Saturday, October 9, 2010

Women, Wall Street, Work, and Compensation

Here we go again. Bloomberg News has a story by Dawn Kopecki on how the Great Recession has heightened pay disparities between men and women on Wall Street. It is the financial industry version of the "76 cent statistic." As Kopecki tells the story:
Women managers in finance, a group that includes bank tellers as well as executives, earned 63.9 cents for every dollar of income men earned in 2000, based on median salaries, according to Government Accountability Office statistics analyzed by Bloomberg. In 2007, the last year for which data are available, the figure was 58.8 cents. The 41-cent gap was the biggest in any of 13 industries surveyed by the GAO, and only two others had a widening disparity.
Kopecki then goes on to provide a number of various possible explanations for the persistent disparity. The first cited is, not surprisingly, the supposed male-dominated sexist culture inside the financial industry. Susan Estrich, law professor at USC in LA, is quoted as saying
“In the old days, the problem was conscious, explicit discrimination -- the doors were literally closed and we had to put our heads against them and pound them in. . .[now] people who are doing the judging unconsciously prefer people they’re comfortable with, people they know, people who look like them, people whose experience they recognize.”
Joan Williams, another law professor from Hastings College of Law says:
“The gender bias faced by female traders is open, dramatic and pervasive compared with other professionals. . .It’s all about masculine signaling -- mine’s bigger than yours.
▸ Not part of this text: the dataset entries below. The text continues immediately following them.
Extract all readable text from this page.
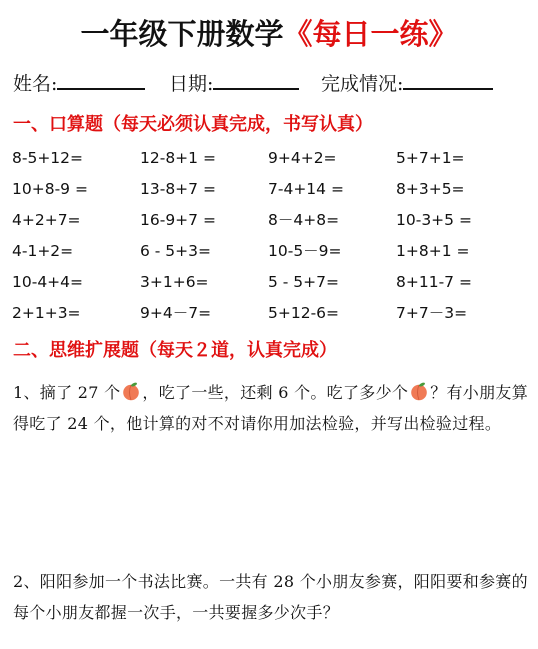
一年级下册数学《每日一练》
姓名:	日期:	完成情况:
一、口算题（每天必须认真完成，书写认真）
8-5+12=	12-8+1 =	9+4+2=	5+7+1=
10+8-9 =	13-8+7 =	7-4+14 =	8+3+5=
4+2+7=	16-9+7 =	8－4+8=	10-3+5 =
4-1+2=	6 - 5+3=	10-5－9=	1+8+1 =
10-4+4=	3+1+6=	5 - 5+7=	8+11-7 =
2+1+3=	9+4－7=	5+12-6=	7+7－3=
二、思维扩展题（每天２道，认真完成）
1、摘了 27 个 ，吃了一些，还剩 6 个。吃了多少个 ？有小朋友算得吃了 24 个，他计算的对不对请你用加法检验，并写出检验过程。
2、阳阳参加一个书法比赛。一共有 28 个小朋友参赛，阳阳要和参赛的每个小朋友都握一次手，一共要握多少次手？
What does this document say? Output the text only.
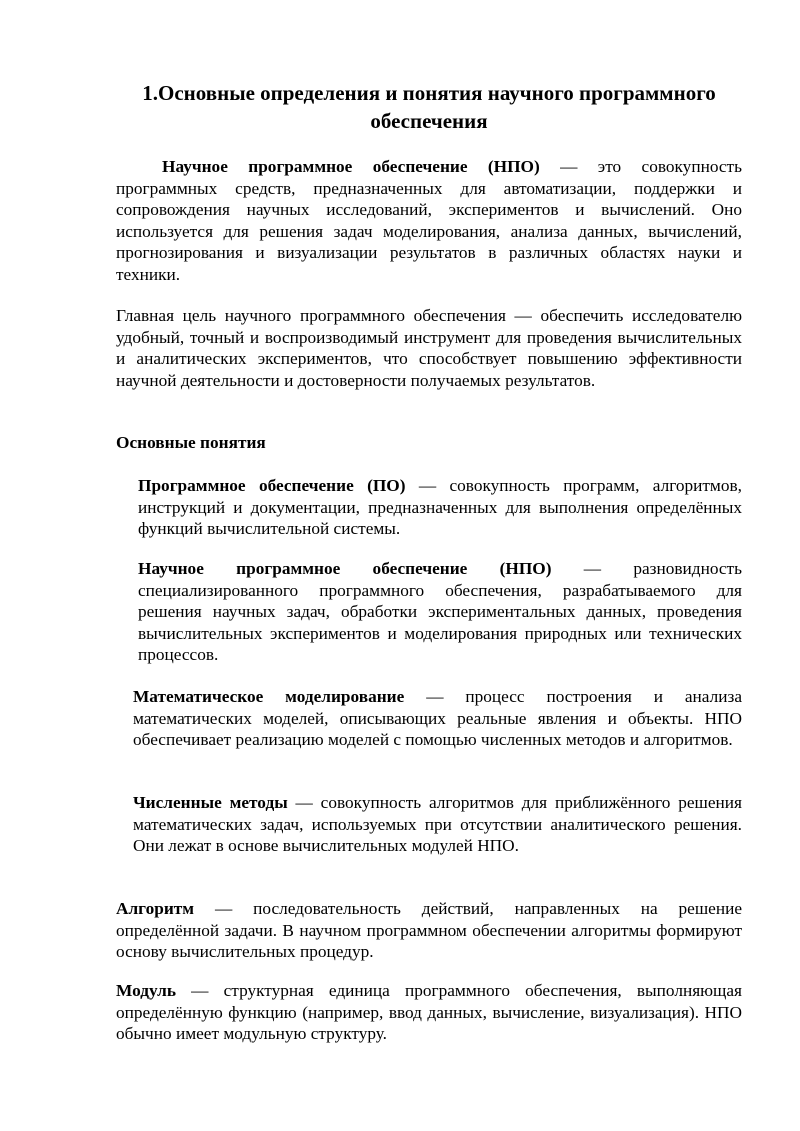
1.Основные определения и понятия научного программного обеспечения

Научное программное обеспечение (НПО) — это совокупность программных средств, предназначенных для автоматизации, поддержки и сопровождения научных исследований, экспериментов и вычислений. Оно используется для решения задач моделирования, анализа данных, вычислений, прогнозирования и визуализации результатов в различных областях науки и техники.

Главная цель научного программного обеспечения — обеспечить исследователю удобный, точный и воспроизводимый инструмент для проведения вычислительных и аналитических экспериментов, что способствует повышению эффективности научной деятельности и достоверности получаемых результатов.

Основные понятия

Программное обеспечение (ПО) — совокупность программ, алгоритмов, инструкций и документации, предназначенных для выполнения определённых функций вычислительной системы.

Научное программное обеспечение (НПО) — разновидность специализированного программного обеспечения, разрабатываемого для решения научных задач, обработки экспериментальных данных, проведения вычислительных экспериментов и моделирования природных или технических процессов.

Математическое моделирование — процесс построения и анализа математических моделей, описывающих реальные явления и объекты. НПО обеспечивает реализацию моделей с помощью численных методов и алгоритмов.

Численные методы — совокупность алгоритмов для приближённого решения математических задач, используемых при отсутствии аналитического решения. Они лежат в основе вычислительных модулей НПО.

Алгоритм — последовательность действий, направленных на решение определённой задачи. В научном программном обеспечении алгоритмы формируют основу вычислительных процедур.

Модуль — структурная единица программного обеспечения, выполняющая определённую функцию (например, ввод данных, вычисление, визуализация). НПО обычно имеет модульную структуру.
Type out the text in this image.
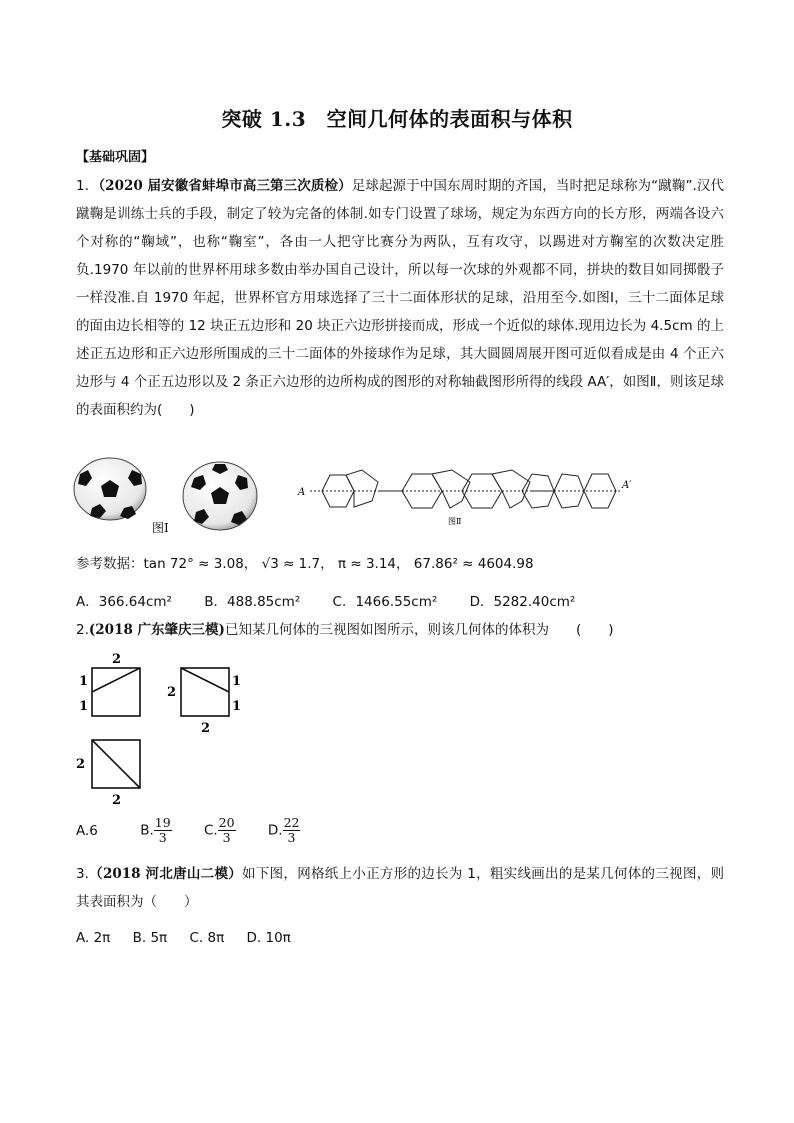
突破 1.3　空间几何体的表面积与体积
【基础巩固】
1．（2020 届安徽省蚌埠市高三第三次质检）足球起源于中国东周时期的齐国，当时把足球称为“蹴鞠”.汉代蹴鞠是训练士兵的手段，制定了较为完备的体制.如专门设置了球场，规定为东西方向的长方形，两端各设六个对称的“鞠域”，也称“鞠室”，各由一人把守比赛分为两队，互有攻守，以踢进对方鞠室的次数决定胜负.1970 年以前的世界杯用球多数由举办国自己设计，所以每一次球的外观都不同，拼块的数目如同掷骰子一样没准.自 1970 年起，世界杯官方用球选择了三十二面体形状的足球，沿用至今.如图Ⅰ，三十二面体足球的面由边长相等的 12 块正五边形和 20 块正六边形拼接而成，形成一个近似的球体.现用边长为 4.5cm 的上述正五边形和正六边形所围成的三十二面体的外接球作为足球，其大圆圆周展开图可近似看成是由 4 个正六边形与 4 个正五边形以及 2 条正六边形的边所构成的图形的对称轴截图形所得的线段 AA′，如图Ⅱ，则该足球的表面积约为(　　)
图Ⅰ
A
A′
图Ⅱ
参考数据：tan 72° ≈ 3.08， √3 ≈ 1.7， π ≈ 3.14， 67.86² ≈ 4604.98
A．366.64cm² B．488.85cm² C．1466.55cm² D．5282.40cm²
2.(2018 广东肇庆三模)已知某几何体的三视图如图所示，则该几何体的体积为　　(　　)
2
1
1
2
1
1
2
2
2
A.6	B. $\frac{19}{3} C$. $\frac{20}{3} D$. $\frac{22}{3}$
3.（2018 河北唐山二模）如下图，网格纸上小正方形的边长为 1，粗实线画出的是某几何体的三视图，则其表面积为（　　）
A. 2π B. 5π C. 8π D. 10π
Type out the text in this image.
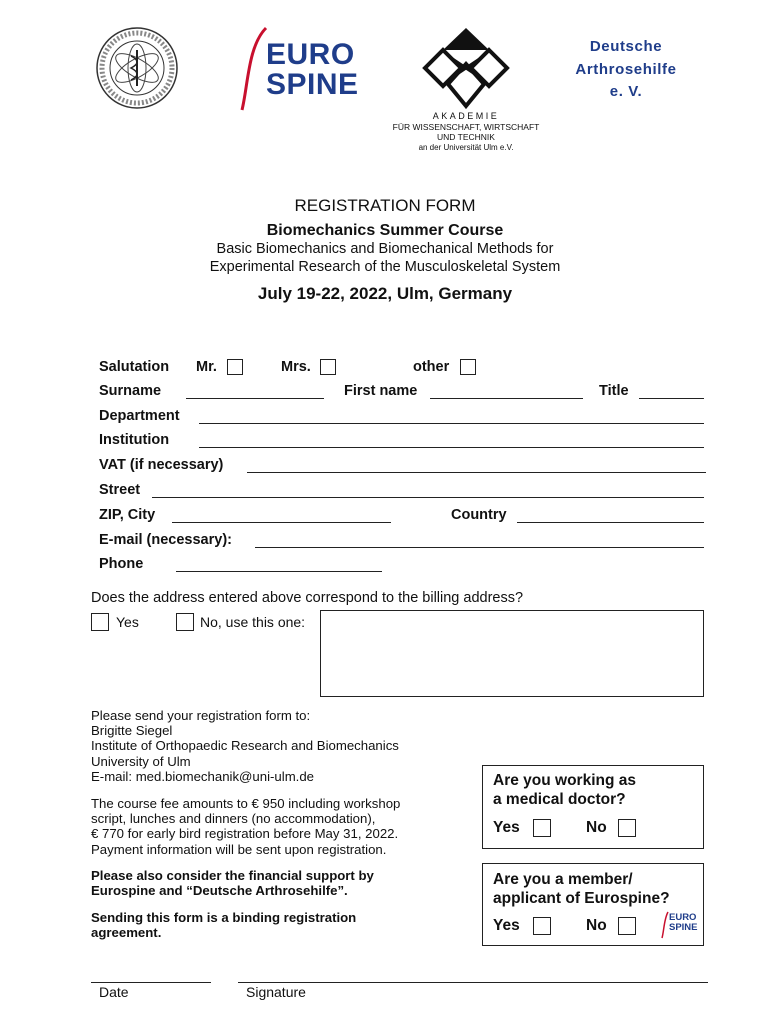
EURO
SPINE
AKADEMIE
FÜR WISSENSCHAFT, WIRTSCHAFT
UND TECHNIK
an der Universität Ulm e.V.
Deutsche
Arthrosehilfe
e. V.
REGISTRATION FORM
Biomechanics Summer Course
Basic Biomechanics and Biomechanical Methods for
Experimental Research of the Musculoskeletal System
July 19-22, 2022, Ulm, Germany
Salutation Mr.	Mrs.	other
Surname	First name	Title
Department
Institution
VAT (if necessary)
Street
ZIP, City	Country
E-mail (necessary):
Phone
Does the address entered above correspond to the billing address?
Yes	No, use this one:
Please send your registration form to:
Brigitte Siegel
Institute of Orthopaedic Research and Biomechanics
University of Ulm
E-mail: med.biomechanik@uni-ulm.de
The course fee amounts to € 950 including workshop
script, lunches and dinners (no accommodation),
€ 770 for early bird registration before May 31, 2022.
Payment information will be sent upon registration.
Please also consider the financial support by
Eurospine and “Deutsche Arthrosehilfe”.
Sending this form is a binding registration
agreement.
Are you working as
a medical doctor?
Yes	No
Are you a member/
applicant of Eurospine?
Yes	No	EURO
SPINE
Date	Signature
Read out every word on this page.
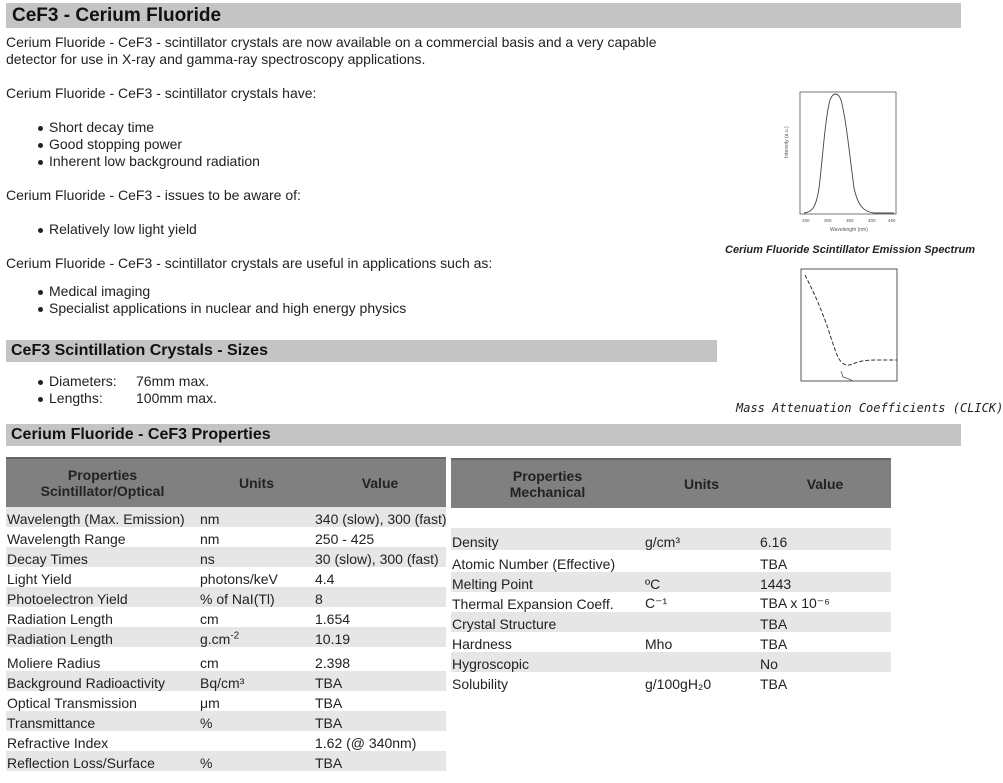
CeF3 - Cerium Fluoride
Cerium Fluoride - CeF3 - scintillator crystals are now available on a commercial basis and a very capable detector for use in X-ray and gamma-ray spectroscopy applications.
Cerium Fluoride - CeF3 - scintillator crystals have:
Short decay time
Good stopping power
Inherent low background radiation
Cerium Fluoride - CeF3 - issues to be aware of:
Relatively low light yield
Cerium Fluoride - CeF3 - scintillator crystals are useful in applications such as:
Medical imaging
Specialist applications in nuclear and high energy physics
CeF3 Scintillation Crystals - Sizes
Diameters: 76mm max.
Lengths: 100mm max.
Intensity (a.u.)
250	300	350	400	450
Wavelength (nm)
Cerium Fluoride Scintillator Emission Spectrum
Mass Attenuation Coefficients (CLICK)
Cerium Fluoride - CeF3 Properties
Properties
Scintillator/Optical	Units	Value
Wavelength (Max. Emission)	nm	340 (slow), 300 (fast)
Wavelength Range	nm	250 - 425
Decay Times	ns	30 (slow), 300 (fast)
Light Yield	photons/keV	4.4
Photoelectron Yield	% of NaI(Tl)	8
Radiation Length	cm	1.654
Radiation Length	$g.cm^{-2}$	10.19
Moliere Radius	cm	2.398
Background Radioactivity	Bq/cm³	TBA
Optical Transmission	μm	TBA
Transmittance	%	TBA
Refractive Index		1.62 (@ 340nm)
Reflection Loss/Surface	%	TBA
Properties
Mechanical	Units	Value

Density	g/cm³	6.16
Atomic Number (Effective)		TBA
Melting Point	ºC	1443
Thermal Expansion Coeff.	C⁻¹	TBA x 10⁻⁶
Crystal Structure		TBA
Hardness	Mho	TBA
Hygroscopic		No
Solubility	g/100gH₂0	TBA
But in this case, it’s measured by salary and fueled by risk.”
 There is a LOT of psychologizing going on here. As the end of the Estrich quote suggests, however, their may very well be rational economic reasons for such disparity. There is good reason to hire someone who you know and whose experience you recognize.

Williams offers another explanation that makes most sense--the consequences of motherhood.
Studies have found that mothers are less likely to be hired or promoted and receive lower pay for similar jobs, Williams said. Becoming a mother is one of the leading reasons women leave Wall Street, she said.
I've written on this issue as it relates to the entire economy many years ago in an article "Women and Work." As I explain it
The big difference between men and women is how they react to marriage and child-birth. Marriage tends to increase men's participation in the labor force and decrease women's. The hours men work tend to increase with the birth of a child. Hours that women work tend to decrease when a child is born. Mothers tend to work less overtime and take fewer jobs that will require that they work long hours in return for high pay than fathers do.
I conclude with the following:
Whether egalitarians like it or not, for the "average" woman her family life trumps other concerns on the margin. Employers and employees are merely recognizing this fact of nature: women and men are not equal in the sense of being identical. They are different and have different comparative advantages when it comes to work outside the home versus child rearing.